If the leadership does take charge, we urge citizens to remember two things: If the wolf of higher electric prices is at the door, the legislature unleashed it in 1999 by passing deregulation.

Even worse, they didn't pay attention to what was happening with the power markets and were blindsided by BGE's proposal.

Should the PSC have been more proactive? Sure, but that commission was dealing with an industry the legislature radically restructured in 1999 by opting for a free-market system.


Now it's seven years later and legislative leaders are getting buyer's remorse.

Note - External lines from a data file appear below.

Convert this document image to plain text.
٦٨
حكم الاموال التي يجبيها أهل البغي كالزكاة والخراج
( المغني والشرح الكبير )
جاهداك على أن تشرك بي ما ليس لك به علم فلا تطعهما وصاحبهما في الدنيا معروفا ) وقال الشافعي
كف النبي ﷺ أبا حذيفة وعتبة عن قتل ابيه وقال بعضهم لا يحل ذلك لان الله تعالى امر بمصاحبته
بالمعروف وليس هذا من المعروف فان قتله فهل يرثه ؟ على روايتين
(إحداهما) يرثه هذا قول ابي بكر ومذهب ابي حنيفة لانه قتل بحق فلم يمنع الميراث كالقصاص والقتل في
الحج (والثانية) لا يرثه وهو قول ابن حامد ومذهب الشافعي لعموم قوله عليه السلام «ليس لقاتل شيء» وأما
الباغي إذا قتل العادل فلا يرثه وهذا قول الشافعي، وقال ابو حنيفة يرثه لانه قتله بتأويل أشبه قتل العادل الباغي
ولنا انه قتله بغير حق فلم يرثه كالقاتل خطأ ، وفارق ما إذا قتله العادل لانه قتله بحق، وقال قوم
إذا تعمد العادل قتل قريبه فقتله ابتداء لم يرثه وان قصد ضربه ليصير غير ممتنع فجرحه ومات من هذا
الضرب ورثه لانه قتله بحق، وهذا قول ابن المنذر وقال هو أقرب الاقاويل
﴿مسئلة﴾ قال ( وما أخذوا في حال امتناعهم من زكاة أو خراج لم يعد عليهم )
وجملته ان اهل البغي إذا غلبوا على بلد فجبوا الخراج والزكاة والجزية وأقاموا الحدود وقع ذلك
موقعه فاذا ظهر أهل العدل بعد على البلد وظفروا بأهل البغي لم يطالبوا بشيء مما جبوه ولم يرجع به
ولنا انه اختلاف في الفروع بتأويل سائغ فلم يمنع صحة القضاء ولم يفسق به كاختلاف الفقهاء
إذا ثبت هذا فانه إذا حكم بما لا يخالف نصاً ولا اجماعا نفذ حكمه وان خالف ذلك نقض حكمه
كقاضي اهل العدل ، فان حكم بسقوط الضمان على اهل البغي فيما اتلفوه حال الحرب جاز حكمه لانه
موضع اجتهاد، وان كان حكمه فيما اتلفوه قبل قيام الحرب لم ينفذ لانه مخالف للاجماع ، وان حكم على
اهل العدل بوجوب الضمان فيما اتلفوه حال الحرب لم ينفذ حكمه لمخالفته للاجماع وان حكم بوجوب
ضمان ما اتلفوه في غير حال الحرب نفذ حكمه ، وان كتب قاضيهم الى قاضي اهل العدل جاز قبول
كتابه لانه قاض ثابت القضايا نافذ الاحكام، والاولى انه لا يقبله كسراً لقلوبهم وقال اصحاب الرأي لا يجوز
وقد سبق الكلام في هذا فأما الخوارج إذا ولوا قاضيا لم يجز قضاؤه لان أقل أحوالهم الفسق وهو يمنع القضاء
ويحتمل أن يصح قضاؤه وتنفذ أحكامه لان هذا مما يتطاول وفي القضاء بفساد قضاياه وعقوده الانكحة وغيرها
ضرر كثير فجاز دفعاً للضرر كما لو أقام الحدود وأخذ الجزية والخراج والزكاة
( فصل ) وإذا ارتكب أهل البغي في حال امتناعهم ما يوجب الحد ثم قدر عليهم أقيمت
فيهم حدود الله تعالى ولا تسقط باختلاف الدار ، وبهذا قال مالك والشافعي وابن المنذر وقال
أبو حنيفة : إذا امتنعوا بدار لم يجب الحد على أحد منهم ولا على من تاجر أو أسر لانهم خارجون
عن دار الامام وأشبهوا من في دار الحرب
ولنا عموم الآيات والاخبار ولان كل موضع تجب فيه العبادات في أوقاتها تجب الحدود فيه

Maybe the PSC should have done more, but to pretend its members are solely responsible for this debacle is ridiculous.

It would also be irresponsible to suggest that the leadership that passed this bill didn't have support from the rank-and-file lawmakers. (To take a look at who voted yea or nay, visit

That said, we recommend that both lawmakers and the governor agree that, as the old-time politicians said, "Success has many fathers."

That means that if all can work together to fix this problem, there will be plenty of credit to pass around. If time that might be used to work on solutions is instead spent in court, citizens are the ones who will suffer.

In other words, another round of finger-pointing won't solve the problem of soaring power bills, now or in 2008, when Allegheny Energy's residential rate caps come off. It is time to forget party politics and concentrate on the needs of the people.